L'intimée expose qu'un dispositif transitoire était en cours pour permettre à la salariée de demander une augmentation de son temps de travail, ce dispositif ayant été abrogé par l'ordonnance du 29 janvier 2015, les salariés concernés bénéficiant du seul droit de priorité pour occuper ou reprendre un emploi comportant une durée de travail égale au moins à 24 heures ou à la durée 'xée par convention ou accord de branche étendu, la salariée ayant refusé une augmentation de son temps de travail.

Sur ce, l'article L3123-14-1 du code du travail, issu de la loi du 14 juin 2013 dans sa version applicable, dispose que la durée minimale de travail du salarié à temps partiel est fixée à vingt-quatre heures par semaine ou, le cas échéant, à l'équivalent mensuel de cette durée ou à l'équivalent calculé sur la période prévue par un accord collectif conclu en application de l'article L. 3122-2.

Les dispositions relatives à la durée minimale de travail ont été reprises à l'article L3123-27 du code du travail, qui indique : « à défaut d'accord prévu à l'article L. 3123-19, la durée minimale de travail du salarié à temps partiel est fixée à vingt-quatre heures par semaine ou, le cas échéant, à l'équivalent mensuel de cette durée ou à l'équivalent calculé sur la période prévue par un accord collectif conclu en application de l'article L. 3121-44 ».

Il ressort des dispositions de l'article L3123-3 du code du travail modifié par la loi n°2016-1088 du 8 août 2016 que les salariés à temps partiel qui souhaitent occuper ou reprendre un emploi d'une durée au moins égale à celle mentionnée au premier alinéa de l'article L. 3123-7 ou un emploi à temps complet et les salariés à temps complet qui souhaitent occuper ou reprendre un emploi à temps partiel dans le même établissement ou, à défaut, dans la même entreprise ont priorité pour l'attribution d'un emploi ressortissant à leur catégorie professionnelle ou d'un emploi équivalent ou, si une convention ou un accord de branche étendu le prévoit, d'un emploi présentant des caractéristiques différentes.

L'employeur porte à la connaissance de ces salariés la liste des emplois disponibles correspondant.

Il est constant que la durée du travail de Mme [T] a été fixé à 17,5 heures par semaine.

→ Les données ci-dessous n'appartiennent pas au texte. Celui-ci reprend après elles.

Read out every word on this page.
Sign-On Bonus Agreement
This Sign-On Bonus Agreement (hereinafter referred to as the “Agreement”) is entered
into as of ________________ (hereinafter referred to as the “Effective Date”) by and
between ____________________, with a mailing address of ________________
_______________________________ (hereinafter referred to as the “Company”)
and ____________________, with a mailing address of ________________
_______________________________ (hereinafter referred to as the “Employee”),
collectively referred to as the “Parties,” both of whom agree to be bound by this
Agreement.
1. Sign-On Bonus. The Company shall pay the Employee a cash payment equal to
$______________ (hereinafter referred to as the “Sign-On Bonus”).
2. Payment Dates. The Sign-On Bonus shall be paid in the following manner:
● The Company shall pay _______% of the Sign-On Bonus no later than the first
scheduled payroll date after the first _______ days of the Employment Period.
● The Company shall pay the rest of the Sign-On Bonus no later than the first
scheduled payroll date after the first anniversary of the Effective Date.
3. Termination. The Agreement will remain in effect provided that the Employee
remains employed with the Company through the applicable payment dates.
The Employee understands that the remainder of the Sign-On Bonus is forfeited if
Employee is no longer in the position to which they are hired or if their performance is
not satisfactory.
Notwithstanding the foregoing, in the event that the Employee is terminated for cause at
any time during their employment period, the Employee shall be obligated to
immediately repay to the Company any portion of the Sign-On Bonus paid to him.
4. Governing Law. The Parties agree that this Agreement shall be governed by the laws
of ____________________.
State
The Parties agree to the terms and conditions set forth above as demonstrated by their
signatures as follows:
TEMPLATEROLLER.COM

L'accord de branche du 22/11/2013 étendu par arrêté du 19/06/2014 prévoit à l'article 2.1 alinéa 2 que : « pour les contrats de travail en cours à cette date, et jusqu'au 1er janvier 2016, la durée minimale prévue à l'article L. 3123-14-1 est applicable au salarié qui en fait la demande, sauf refus de l'employeur justifié par l'impossibilité d'y faire droit compte tenu de l'activité économique de l'entreprise ».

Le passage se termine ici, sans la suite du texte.